When the news hit Monday that Apple’s next update for the iPhone would have 300 new emoji, the most exciting part was that we’d finally get a more diverse selection of skin tones for the human emoji.
However, as pictures of the upcoming characters spread, some people weren’t happy about the new yellow-faced human emoji. To many people, it seemed like the yellow emoji were supposed to represent an Asian skin tone.
As the Daily Mail’s headline puts it: “Asians angered by Apple’s ‘racist’ yellow emoji.“
No need to cast Apple or Unicode, the consortium that makes emoji, as racist though: That yellow emoji isn’t meant to look Asian.
iMore editor Renee Ritchie explains:
(The yellow emoji aren’t meant to represent a skin tone. They’re default emoji yellow. Tap to hold to get one of the five skin tone choices)
— Rene Ritchie (@reneritchie) February 23, 2015
Now that the human emoji will have different possible skin tones, you’ll be able to choose which one you want by touching and holding each emoji and selecting from the different options. The yellow colour is just the neutral default — the same colour as the race-less smiley-face emoji — and doesn’t represent a skin colour.
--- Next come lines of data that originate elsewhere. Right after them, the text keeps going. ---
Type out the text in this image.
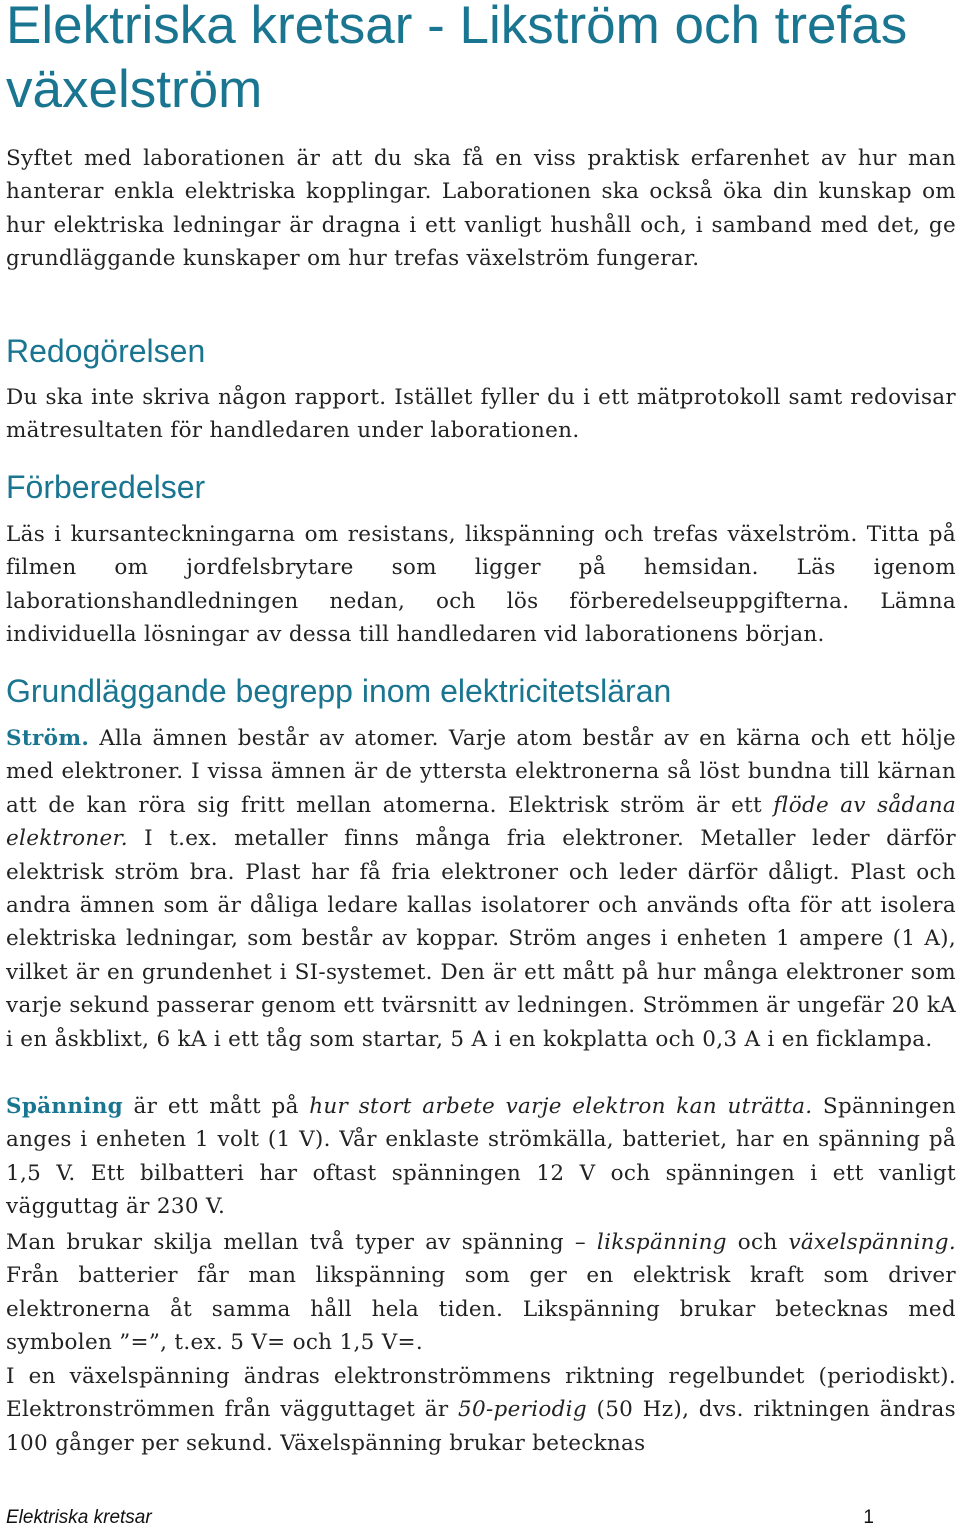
Elektriska kretsar - Likström och trefas växelström
Syftet med laborationen är att du ska få en viss praktisk erfarenhet av hur man hanterar enkla elektriska kopplingar. Laborationen ska också öka din kunskap om hur elektriska ledningar är dragna i ett vanligt hushåll och, i samband med det, ge grundläggande kunskaper om hur trefas växelström fungerar.
Redogörelsen
Du ska inte skriva någon rapport. Istället fyller du i ett mätprotokoll samt redovisar mätresultaten för handledaren under laborationen.
Förberedelser
Läs i kursanteckningarna om resistans, likspänning och trefas växelström. Titta på filmen om jordfelsbrytare som ligger på hemsidan. Läs igenom laborationshandledningen nedan, och lös förberedelseuppgifterna. Lämna individuella lösningar av dessa till handledaren vid laborationens början.
Grundläggande begrepp inom elektricitetsläran
Ström. Alla ämnen består av atomer. Varje atom består av en kärna och ett hölje med elektroner. I vissa ämnen är de yttersta elektronerna så löst bundna till kärnan att de kan röra sig fritt mellan atomerna. Elektrisk ström är ett flöde av sådana elektroner. I t.ex. metaller finns många fria elektroner. Metaller leder därför elektrisk ström bra. Plast har få fria elektroner och leder därför dåligt. Plast och andra ämnen som är dåliga ledare kallas isolatorer och används ofta för att isolera elektriska ledningar, som består av koppar. Ström anges i enheten 1 ampere (1 A), vilket är en grundenhet i SI-systemet. Den är ett mått på hur många elektroner som varje sekund passerar genom ett tvärsnitt av ledningen. Strömmen är ungefär 20 kA i en åskblixt, 6 kA i ett tåg som startar, 5 A i en kokplatta och 0,3 A i en ficklampa.
Spänning är ett mått på hur stort arbete varje elektron kan uträtta. Spänningen anges i enheten 1 volt (1 V). Vår enklaste strömkälla, batteriet, har en spänning på 1,5 V. Ett bilbatteri har oftast spänningen 12 V och spänningen i ett vanligt vägguttag är 230 V.
Man brukar skilja mellan två typer av spänning – likspänning och växelspänning. Från batterier får man likspänning som ger en elektrisk kraft som driver elektronerna åt samma håll hela tiden. Likspänning brukar betecknas med symbolen ”=”, t.ex. 5 V= och 1,5 V=.
I en växelspänning ändras elektronströmmens riktning regelbundet (periodiskt). Elektronströmmen från vägguttaget är 50-periodig (50 Hz), dvs. riktningen ändras 100 gånger per sekund. Växelspänning brukar betecknas
Elektriska kretsar	1
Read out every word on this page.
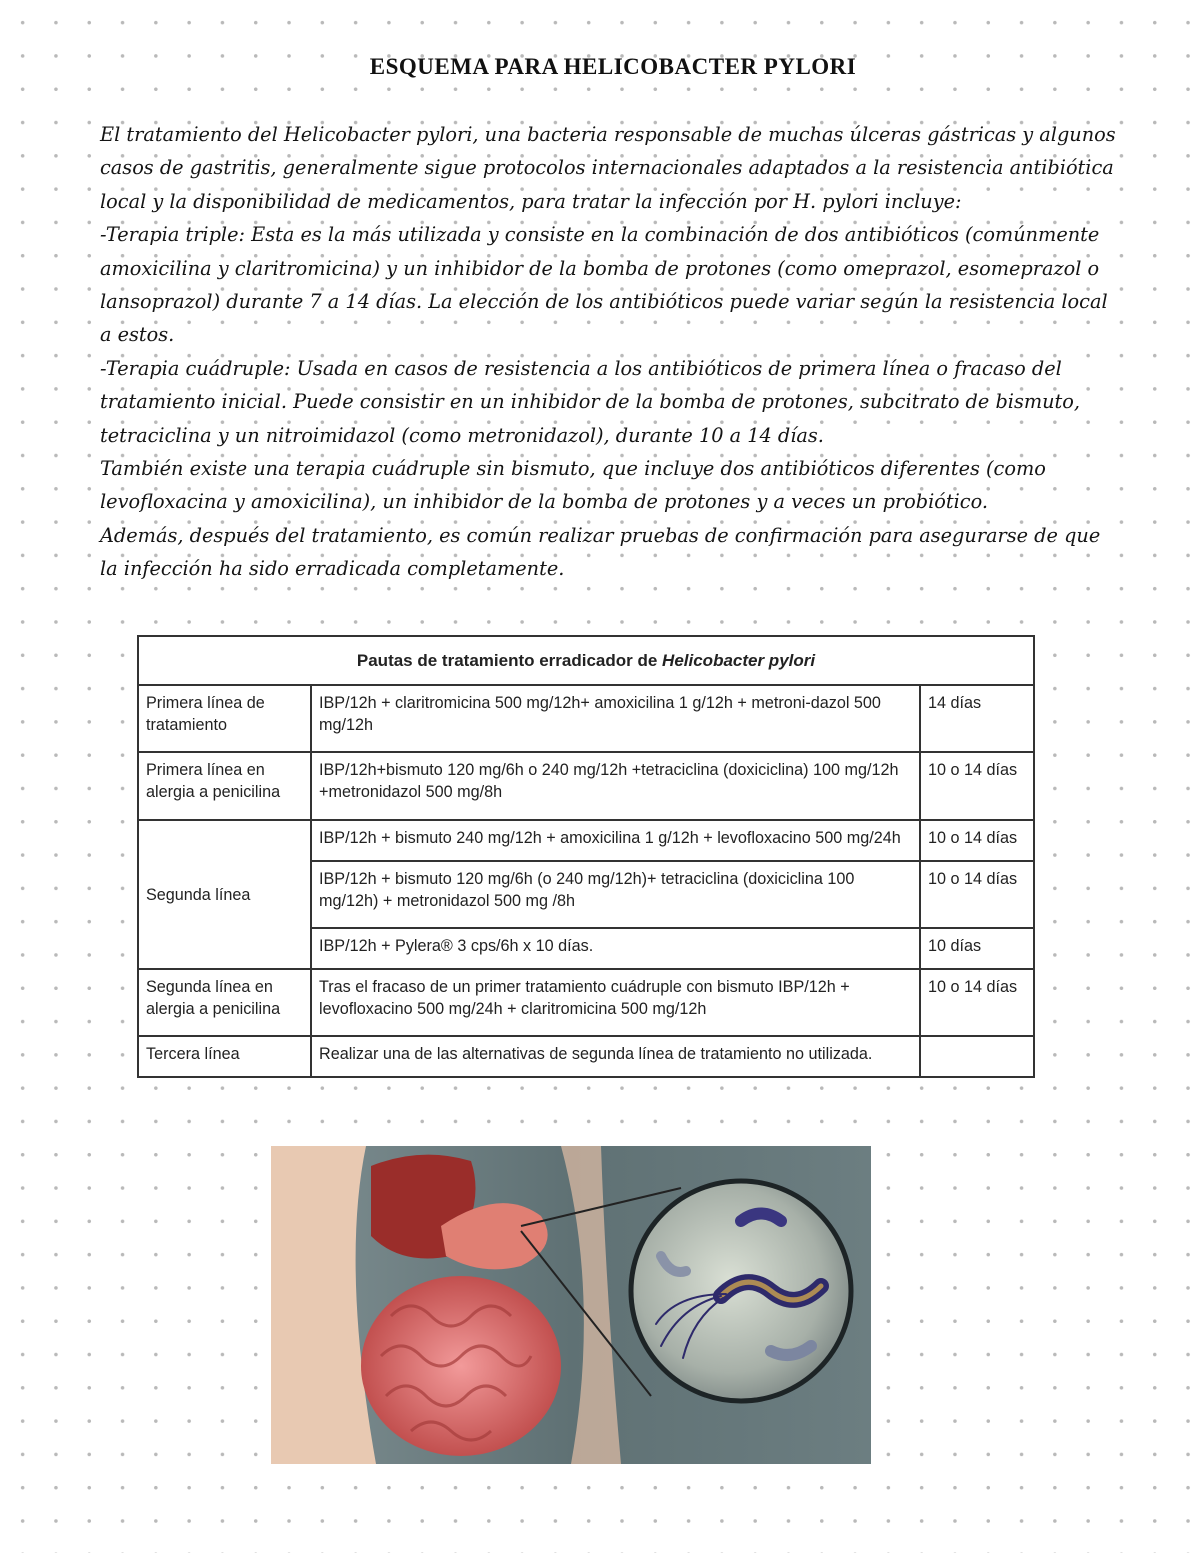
ESQUEMA PARA HELICOBACTER PYLORI

El tratamiento del Helicobacter pylori, una bacteria responsable de muchas úlceras gástricas y algunos casos de gastritis, generalmente sigue protocolos internacionales adaptados a la resistencia antibiótica local y la disponibilidad de medicamentos, para tratar la infección por H. pylori incluye:

-Terapia triple: Esta es la más utilizada y consiste en la combinación de dos antibióticos (comúnmente amoxicilina y claritromicina) y un inhibidor de la bomba de protones (como omeprazol, esomeprazol o lansoprazol) durante 7 a 14 días. La elección de los antibióticos puede variar según la resistencia local a estos.

-Terapia cuádruple: Usada en casos de resistencia a los antibióticos de primera línea o fracaso del tratamiento inicial. Puede consistir en un inhibidor de la bomba de protones, subcitrato de bismuto, tetraciclina y un nitroimidazol (como metronidazol), durante 10 a 14 días.

También existe una terapia cuádruple sin bismuto, que incluye dos antibióticos diferentes (como levofloxacina y amoxicilina), un inhibidor de la bomba de protones y a veces un probiótico.

Además, después del tratamiento, es común realizar pruebas de confirmación para asegurarse de que la infección ha sido erradicada completamente.

Pautas de tratamiento erradicador de Helicobacter pylori		
Primera línea de tratamiento	IBP/12h + claritromicina 500 mg/12h+ amoxicilina 1 g/12h + metroni-dazol 500 mg/12h	14 días
Primera línea en alergia a penicilina	IBP/12h+bismuto 120 mg/6h o 240 mg/12h +tetraciclina (doxiciclina) 100 mg/12h +metronidazol 500 mg/8h	10 o 14 días
Segunda línea	IBP/12h + bismuto 240 mg/12h + amoxicilina 1 g/12h + levofloxacino 500 mg/24h	10 o 14 días
	IBP/12h + bismuto 120 mg/6h (o 240 mg/12h)+ tetraciclina (doxiciclina 100 mg/12h) + metronidazol 500 mg /8h	10 o 14 días
	IBP/12h + Pylera® 3 cps/6h x 10 días.	10 días
Segunda línea en alergia a penicilina	Tras el fracaso de un primer tratamiento cuádruple con bismuto IBP/12h + levofloxacino 500 mg/24h + claritromicina 500 mg/12h	10 o 14 días
Tercera línea	Realizar una de las alternativas de segunda línea de tratamiento no utilizada.	
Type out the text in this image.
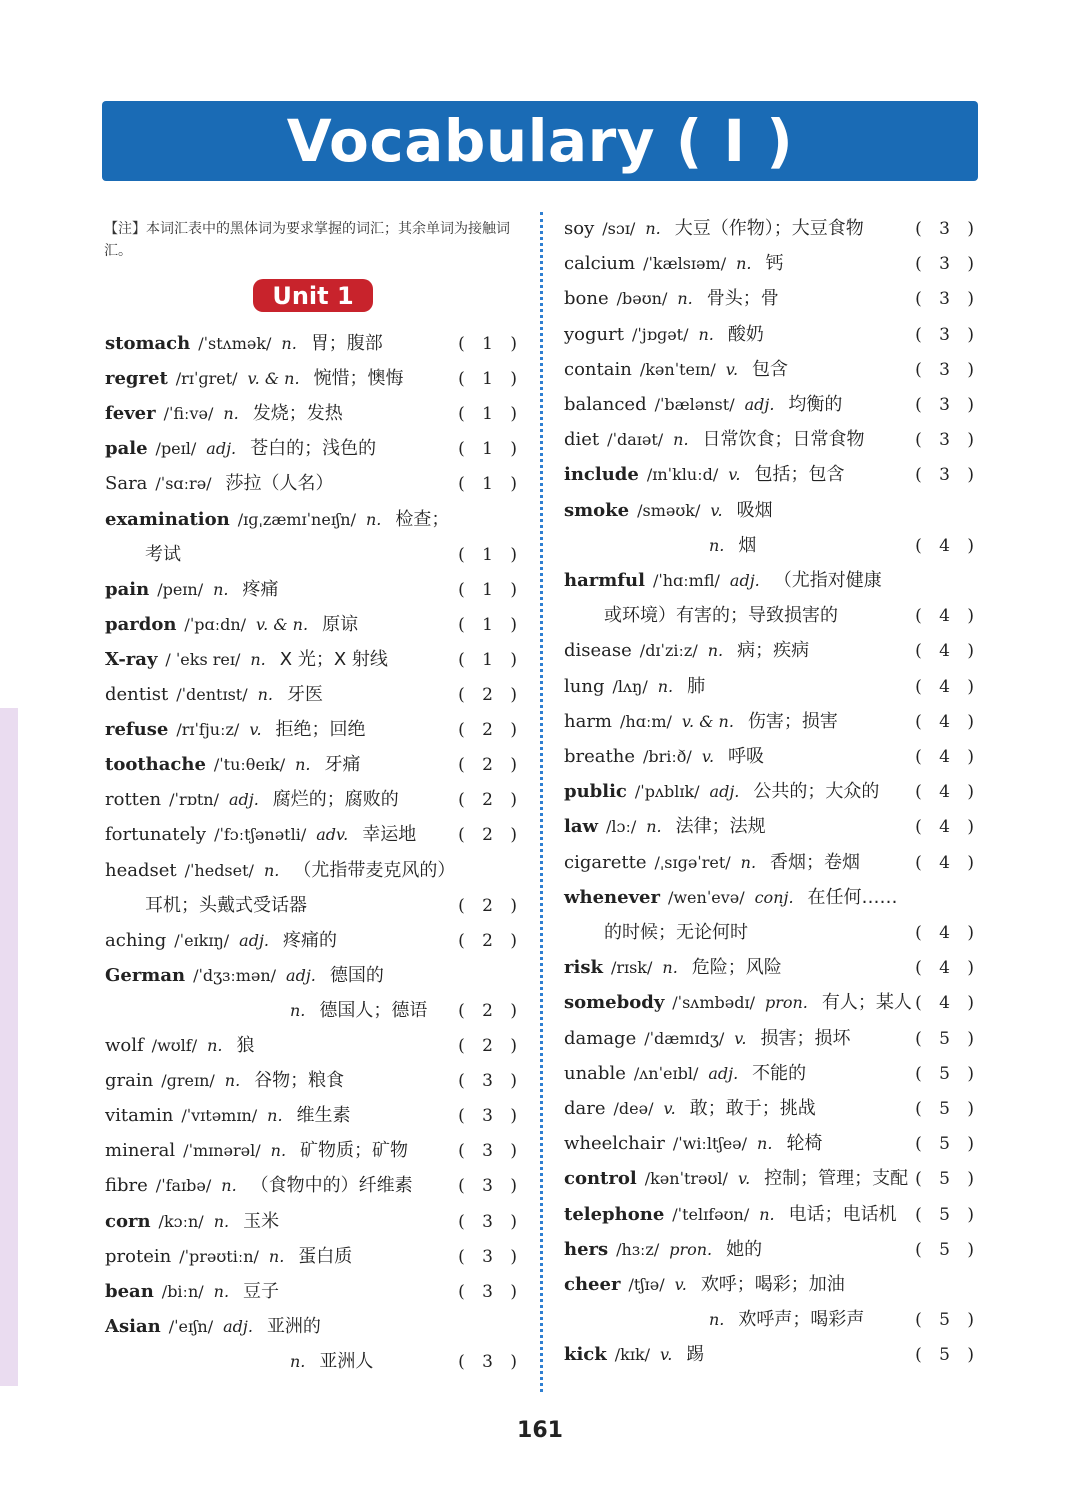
Vocabulary ( I )
【注】本词汇表中的黑体词为要求掌握的词汇；其余单词为接触词汇。
Unit 1
161
stomach /ˈstʌmək/ n. 胃；腹部	( 1 )
regret /rɪˈɡret/ v. & n. 惋惜；懊悔	( 1 )
fever /ˈfiːvə/ n. 发烧；发热	( 1 )
pale /peɪl/ adj. 苍白的；浅色的	( 1 )
Sara /ˈsɑːrə/ 莎拉（人名）	( 1 )
examination /ɪɡˌzæmɪˈneɪʃn/ n. 检查；
考试	( 1 )
pain /peɪn/ n. 疼痛	( 1 )
pardon /ˈpɑːdn/ v. & n. 原谅	( 1 )
X-ray / ˈeks reɪ/ n. X 光；X 射线	( 1 )
dentist /ˈdentɪst/ n. 牙医	( 2 )
refuse /rɪˈfjuːz/ v. 拒绝；回绝	( 2 )
toothache /ˈtuːθeɪk/ n. 牙痛	( 2 )
rotten /ˈrɒtn/ adj. 腐烂的；腐败的	( 2 )
fortunately /ˈfɔːtʃənətli/ adv. 幸运地 ( 2 )
headset /ˈhedset/ n. （尤指带麦克风的）
耳机；头戴式受话器	( 2 )
aching /ˈeɪkɪŋ/ adj. 疼痛的	( 2 )
German /ˈdʒɜːmən/ adj. 德国的
n. 德国人；德语 ( 2 )
wolf /wʊlf/ n. 狼	( 2 )
grain /ɡreɪn/ n. 谷物；粮食	( 3 )
vitamin /ˈvɪtəmɪn/ n. 维生素	( 3 )
mineral /ˈmɪnərəl/ n. 矿物质；矿物	( 3 )
fibre /ˈfaɪbə/ n. （食物中的）纤维素	( 3 )
corn /kɔːn/ n. 玉米	( 3 )
protein /ˈprəʊtiːn/ n. 蛋白质	( 3 )
bean /biːn/ n. 豆子	( 3 )
Asian /ˈeɪʃn/ adj. 亚洲的
n. 亚洲人	( 3 )
soy /sɔɪ/ n. 大豆（作物）；大豆食物	( 3 )
calcium /ˈkælsɪəm/ n. 钙	( 3 )
bone /bəʊn/ n. 骨头；骨	( 3 )
yogurt /ˈjɒɡət/ n. 酸奶	( 3 )
contain /kənˈteɪn/ v. 包含	( 3 )
balanced /ˈbælənst/ adj. 均衡的	( 3 )
diet /ˈdaɪət/ n. 日常饮食；日常食物	( 3 )
include /ɪnˈkluːd/ v. 包括；包含	( 3 )
smoke /sməʊk/ v. 吸烟
n. 烟	( 4 )
harmful /ˈhɑːmfl/ adj. （尤指对健康
或环境）有害的；导致损害的	( 4 )
disease /dɪˈziːz/ n. 病；疾病	( 4 )
lung /lʌŋ/ n. 肺	( 4 )
harm /hɑːm/ v. & n. 伤害；损害	( 4 )
breathe /briːð/ v. 呼吸	( 4 )
public /ˈpʌblɪk/ adj. 公共的；大众的 ( 4 )
law /lɔː/ n. 法律；法规	( 4 )
cigarette /ˌsɪɡəˈret/ n. 香烟；卷烟	( 4 )
whenever /wenˈevə/ conj. 在任何……
的时候；无论何时	( 4 )
risk /rɪsk/ n. 危险；风险	( 4 )
somebody /ˈsʌmbədɪ/ pron. 有人；某人 ( 4 )
damage /ˈdæmɪdʒ/ v. 损害；损坏	( 5 )
unable /ʌnˈeɪbl/ adj. 不能的	( 5 )
dare /deə/ v. 敢；敢于；挑战	( 5 )
wheelchair /ˈwiːltʃeə/ n. 轮椅	( 5 )
control /kənˈtrəʊl/ v. 控制；管理；支配 ( 5 )
telephone /ˈtelɪfəʊn/ n. 电话；电话机 ( 5 )
hers /hɜːz/ pron. 她的	( 5 )
cheer /tʃɪə/ v. 欢呼；喝彩；加油
n. 欢呼声；喝彩声	( 5 )
kick /kɪk/ v. 踢	( 5 )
“Bright yellow as the default made no sense if it was meant to represent a skin tone,” Ritchie wrote in an email. “No single skin tone would make sense if diversity was the goal.”
Indeed, in the Unicode report where it discussed creating more diverse emoji, it said that it would base skin tones off of the “Fitzpatrick scale,” a recognised standard for dermatology.
The yellow colour that Unicode uses for the smiley-face emoji — and that will become the new default colour for the human emoji — isn’t on the Fitzpatrick scale. It’s a “more generic (inhuman) appearance.”